Last week’s round -up;
09-13 August 2021

published 16 Aug 2021

Revised WHO guidance on GMP for investigational products and R&D facilities

The WHO released a revised draft guidance to industry addressing GMP for investigational drug products and new draft guidance on GMP principles for research and development (R&D) facilities in the context of the COVID-19 pandemic. The guidance on GMP for investigational drug products contains news recommendations on GMP issues related to quality management, quality risk management, personnel and documentation considerations. Issues related to manufacturing premises, equipment and utilities, materials and production are also addressed. Sections on the quality unit, qualifications and validation, complaints, recalls, returns, shipping and destruction are also covered. Some of the new recommendations include the requirement for a responsible person to be designated for the release of batches. The GMP guidance related to R&D facilities covers quality management and quality risk management in product research and development. It includes recommendations on sanitation and hygiene, qualification and validation, outsourced activities, self-inspection and quality audits, personnel training, premises, equipment and instruments and materials, documentation, processing and process design, quality control, stability and technology transfer.

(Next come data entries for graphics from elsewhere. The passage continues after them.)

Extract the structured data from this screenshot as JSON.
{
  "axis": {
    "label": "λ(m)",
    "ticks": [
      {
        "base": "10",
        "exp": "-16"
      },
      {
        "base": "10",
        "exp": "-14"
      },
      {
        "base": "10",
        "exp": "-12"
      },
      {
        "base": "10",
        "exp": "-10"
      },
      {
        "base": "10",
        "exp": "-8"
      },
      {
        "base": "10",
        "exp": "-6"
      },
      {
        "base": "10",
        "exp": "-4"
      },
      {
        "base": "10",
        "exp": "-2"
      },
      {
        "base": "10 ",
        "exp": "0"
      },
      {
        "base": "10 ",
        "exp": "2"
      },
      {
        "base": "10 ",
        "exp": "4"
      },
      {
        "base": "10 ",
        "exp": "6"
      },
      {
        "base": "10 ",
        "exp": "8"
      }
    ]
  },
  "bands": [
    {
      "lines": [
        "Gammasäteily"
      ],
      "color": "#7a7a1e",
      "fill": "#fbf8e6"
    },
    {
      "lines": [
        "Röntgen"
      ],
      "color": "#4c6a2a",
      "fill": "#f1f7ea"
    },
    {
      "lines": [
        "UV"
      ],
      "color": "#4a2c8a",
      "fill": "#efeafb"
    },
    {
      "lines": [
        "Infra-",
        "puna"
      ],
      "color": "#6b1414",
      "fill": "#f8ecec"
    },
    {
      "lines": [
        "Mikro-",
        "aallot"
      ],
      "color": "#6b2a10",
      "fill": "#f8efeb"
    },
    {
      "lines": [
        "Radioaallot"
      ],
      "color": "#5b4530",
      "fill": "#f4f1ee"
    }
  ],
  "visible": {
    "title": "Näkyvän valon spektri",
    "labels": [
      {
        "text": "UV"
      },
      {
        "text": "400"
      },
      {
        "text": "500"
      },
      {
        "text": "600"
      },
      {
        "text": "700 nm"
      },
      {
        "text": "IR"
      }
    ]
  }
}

Both draft guidelines are available for comment until 31st August 2021:

New EMA Q&A on Clinical pharmacology and pharmacokinetics

The EMA has released a new Q&A 6.5 on Clinical pharmacology and pharmacokinetics. The new Q&A gives recommendations on how large the deviations from proportionality in composition can be in the case of fixed combinations with highly soluble active substances in an application with multiple strengths. For fixed combinations (FCs) consisting of multiple strengths, small differences in proportionality of compositions may preclude the waiver of the additional strength and result in the request of an additional in vivo bioequivalence study. However, in the case that all the active substances in the FC belong to BCS Class I or III drugs (highly soluble active substances), the risk of non-bioequivalent additional strength formulations is negligible, if the conditions specified in the Q&A are fulfilled. Therefore, a waiver for additional strengths is acceptable even though the additional strengths deviate from proportionality in composition, provided the conditions are met.

UK MHRA publishes the new Access Consortium Strategic Plan for 2021-2024

The Access Consortium is committed to maximizing collaboration by aligning regulatory and policy approaches, reducing duplication, and facilitating the member country populations’ access to high quality, safe and effective health products. This group originally consisted of the regulatory authorities in Australia, Canada, Singapore and Switzerland (previously referred to as ACSS). With the addition of the UK MHRA in October 2020, ACSS changed its name to Access Consortium, and now represents a collective population base of 150 million people across the 5 member countries. The Access Consortium has now published a three-year strategy covering 2021-2024, and further information and the document itself can be found through the following link:

Reflection paper on GMP and Marketing Authorisation Holders

The EMA has adopted the Reflection paper on Good Manufacturing Practice and Marketing Authorisation Holders. Although many MAH companies are not directly involved in the manufacture of medicinal products themselves, the current European Commission Guide to GMP refers, in several places, to MAHs and their responsibilities in relation to GMP. The new Reflection Paper provides clarity as to what the various responsibilities are and what they mean for MAHs at a practical level. This reflection paper also addresses the various legislative provisions (i.e. in European Directives, Regulations and in other guidelines) which relate to GMP and which concern MAHs.

UK MHRA issues updated guide to “defective medicinal products”

The MHRA Guide to Defective Medicinal Products regarding reporting, investigating and recalling suspected defective medicinal products to the Defective Medicines Report Centre (DMRC) has been updated, and can be found at the following link:

CMDh Meeting Report – July 2021

The CMDh has released a report on the meeting that was held on 20th-21st July 2021. Various topics were tackled during the meeting including the following:

· An update to the CMDh Questions & Answers on implementation of outcome of Art. 31 referral on angiotensin-II-receptor antagonists (sartans) containing a tetrazole group – As outlined in Q7, under Condition B a response to the Article 5(3) referral is always needed for sartans containing a tetrazole group. Therefore, since it is considered that a risk of nitrosamines is always present for tetrazole sartans, due to their chemical structure, a Step 2 response is always expected and MAHs who previously submitted a Step 1 ‘no risk’ response, are expected to reconsider and submit a Step 2 response.

· Active Substance Master File (ASMF) worksharing – The CMDh strongly recommends the use of ASMF worksharing to save resources and promote a harmonised assessment when submitting an application for a medicinal product containing an ASMF.